The platform decouples compute and storage layers and combines a distributed persistent storage layer with an integrated host-side distributed caching layer to provide high-performance storage access to applications. Its virtual storage pool serves as block storage to the compute layer. A RAID6 configuration provides high availability for the persisted data.
The compute or “data acceleration layer” is a distributed host-side caching layer that uses SSDs to provide read and write acceleration to the virtual storage pool. The data acceleration layer on each compute node presents a filesystem interface to the application layer. Reads and writes to this filesystem are accelerated by using SSDs as a data cache. Read and write bandwidth is maximized by striping data across SSDs.
The Robin Central Manager (RCM) serves as the agent-based orchestrator for managing the deployment of “virtual clusters” of LXC or Docker containers.
Containerize all the Things
“In our platform, every application gets deployed in a container,” said Kumar.
“A lot of awareness around containers is based on Docker. Docker has taken the technology to solve application-development problems,” he explained.
“We are approaching containers from an IT-optimization perspective. We use containers to provide zero performance impact virtualization on bare metal,” Kumar said. “People can take demanding enterprise applications, which don’t get deployed on Docker containers, and deploy that on containers for consolidation without performance impact. It’s about deployment, it’s about the quality of service, it’s about application lifecycle management. We handle the whole application end-to-end.

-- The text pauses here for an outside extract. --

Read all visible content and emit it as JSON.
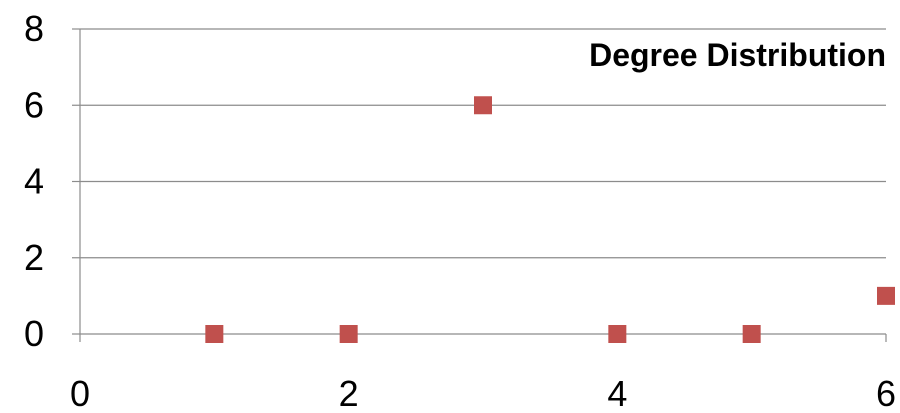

“Just as virtualization took a machine and made it more agile, we’ve taken that one step further. We’ve taken an application as a native entity and done everything from accelerating deployment to management of performance, quality of service.”

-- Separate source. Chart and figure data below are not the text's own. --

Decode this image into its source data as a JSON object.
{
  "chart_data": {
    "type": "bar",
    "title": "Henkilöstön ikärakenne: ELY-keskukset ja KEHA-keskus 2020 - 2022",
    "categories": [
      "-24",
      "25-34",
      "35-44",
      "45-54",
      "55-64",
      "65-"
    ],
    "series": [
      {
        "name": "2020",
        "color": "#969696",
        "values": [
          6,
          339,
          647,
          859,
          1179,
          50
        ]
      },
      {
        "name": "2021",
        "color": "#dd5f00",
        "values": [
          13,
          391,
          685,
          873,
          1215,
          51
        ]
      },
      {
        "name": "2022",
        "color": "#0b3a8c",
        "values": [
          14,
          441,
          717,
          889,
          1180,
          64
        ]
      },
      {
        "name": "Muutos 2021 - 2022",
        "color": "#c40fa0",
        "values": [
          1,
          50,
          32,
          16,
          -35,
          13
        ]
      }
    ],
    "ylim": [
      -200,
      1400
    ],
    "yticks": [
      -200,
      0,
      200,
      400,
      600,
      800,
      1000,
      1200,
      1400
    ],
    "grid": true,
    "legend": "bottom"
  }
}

Each container is exposed to a raw device, so it looks like it has local storage, he explained. That raw device can only be seen by that container, which data privacy.
“Because we control the I/O path all the way from the application to spindle, we can tag I/Os and ensure a predictable performance all the way from application to disk,” he said.
The storage is done on the back-end centralized storage layer, so even though the compute layer sees a virtual storage layer, the data is striped across multiple different nodes on the storage layer.
“If an application dies, our software can transparently deal with that by bringing the stateless containers up or any containers on surviving nodes, the rerouting them back to the storage volume. So it makes the compute layer more robust, elastic and fungible,” Kumar said.
Any piece of data is distributed across multiple disk drives to protect against machines going down.
“The key benefit in the case of the data-centric workload is that most distributed applications like Hadoop make serial replication, and they do that because the commodity hardware doesn’t have the smarts to protect data,” he said. “When you have petabytes of data, just having two petabytes to have two other copies is really expensive. Because we protect data at the storage layer using techniques such as erasure coding, our customers have been able to turn off three-way replication, either completely or go back to two-way replication and get 50 percent of their storage capacity back.”